Post le lanzó a Littlemore el fajo del registro de llamadas en las que se afirmaba haber visto a los sospechosos que aún no habían sido comprobadas. El detective las examinó cuidadosamente, deslizando el dedo por las hojas manuscritas. Se detuvo hacia la mitad de una de las hojas, donde le llamó la atención una descripción de una línea:
Canal altura río. Chino visto trabajando muelles. Se ajusta descripción
sospechoso Chong Sing
.
—¿Tiene un coche? —preguntó Littlemore—. Quiero echar un vistazo a éste.
—¿Por qué?
—Porque hay arcilla roja en esos muelles —respondió el detective.
Littlemore se puso al volante del único coche de policía del capitán Post, acompañado de un agente uniformado. Tomaron Canal Street y enfilaron hacia el límite oriental de la ciudad, donde se ultimaba la construcción del inmenso Puente de Manhattan sobre el East River. Littlemore se detuvo a la entrada de las obras y se quedó mirando a los operarios.
—Ahí está —dijo, señalando a un hombre—. Es él.
No era difícil identificar a Chong Sing: un chino solo, bien visible, entre una multitud de obreros blancos y negros. Empujaba una carretilla llena de bloques de hormigón ligero.
—Vaya a por él —le dijo Littlemore al agente—. Si echa a correr, lo atrapo yo.
Chong Sing no corrió. Al ver al policía uniformado, agachó la cabeza y siguió empujando la carretilla. Cuando el policía le puso la mano en el hombro, Chong se entregó sin resistirse. Otros operarios se pararon a observar la detención sin incidentes, pero ninguno intervino. Cuando el agente volvió con Chong al coche de policía, donde les esperaba el detective Littlemore, los hombres habían vuelto al trabajo como si nada hubiera sucedido.
—¿Por qué huyó ayer, señor Chong?
—No huí —dijo Chong—. Tengo que trabajar, ¿lo ve? Tengo que trabajar.
—Voy a acusarle de complicidad en un asesinato. ¿Entiende lo que eso significa? Pueden colgarle.
Littlemore hizo un gesto para ilustrar esto último.
—Yo no sé nada —dijo el chino con voz lastimera—. Leon se fue. Luego salía olor de su apartamento. Eso es todo.
—Sí, claro —dijo el detective.
Littlemore ordenó al agente que llevara al detenido a la cárcel de las Tumbas. Y se quedó en los muelles. Quería echar un vistazo sin prisa. Las piezas del rompecabezas se estaban reajustando en la cabeza de detective, y empezaban a encajar poco a poco. Littlemore sabía que iba a encontrar arcilla al pie del Puente de Manhattan, y tenía el presentimiento de que George Banwell había pisado esa arcilla.

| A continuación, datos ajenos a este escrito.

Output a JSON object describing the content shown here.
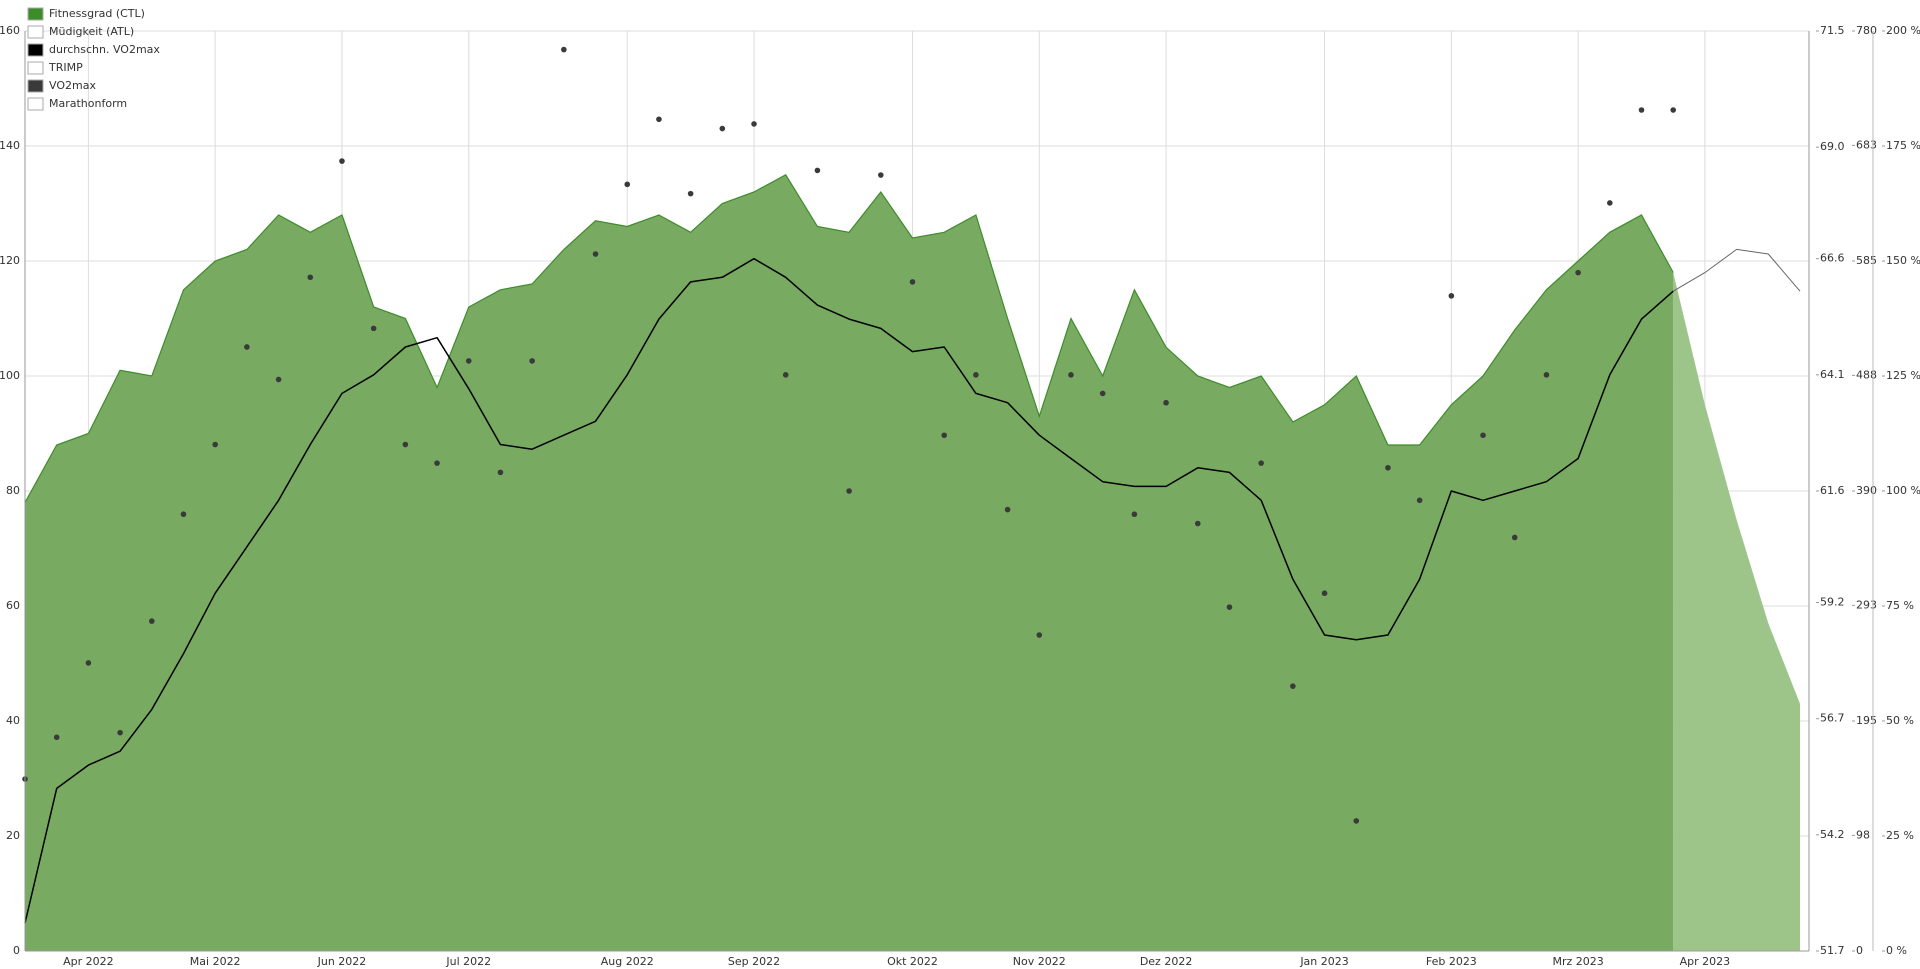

Todo el mundo sabía que Banwell estaba construyendo las torres del Puente de Manhattan. Cuando el alcalde McClellan adjudicó el contrato a la American Steel Company de Banwell, los periódicos de Hearst habían hablado de corrupción: condenaron al alcalde por favorecer a un viejo amigo y predijeron alegremente demoras, interrupciones y costes adicionales. Lo cierto es que Banwell levantó aquellas torres no sólo sin salirse del presupuesto sino en un tiempo récord. Había supervisado personalmente las obras, lo cual le dio a Littlemore la idea.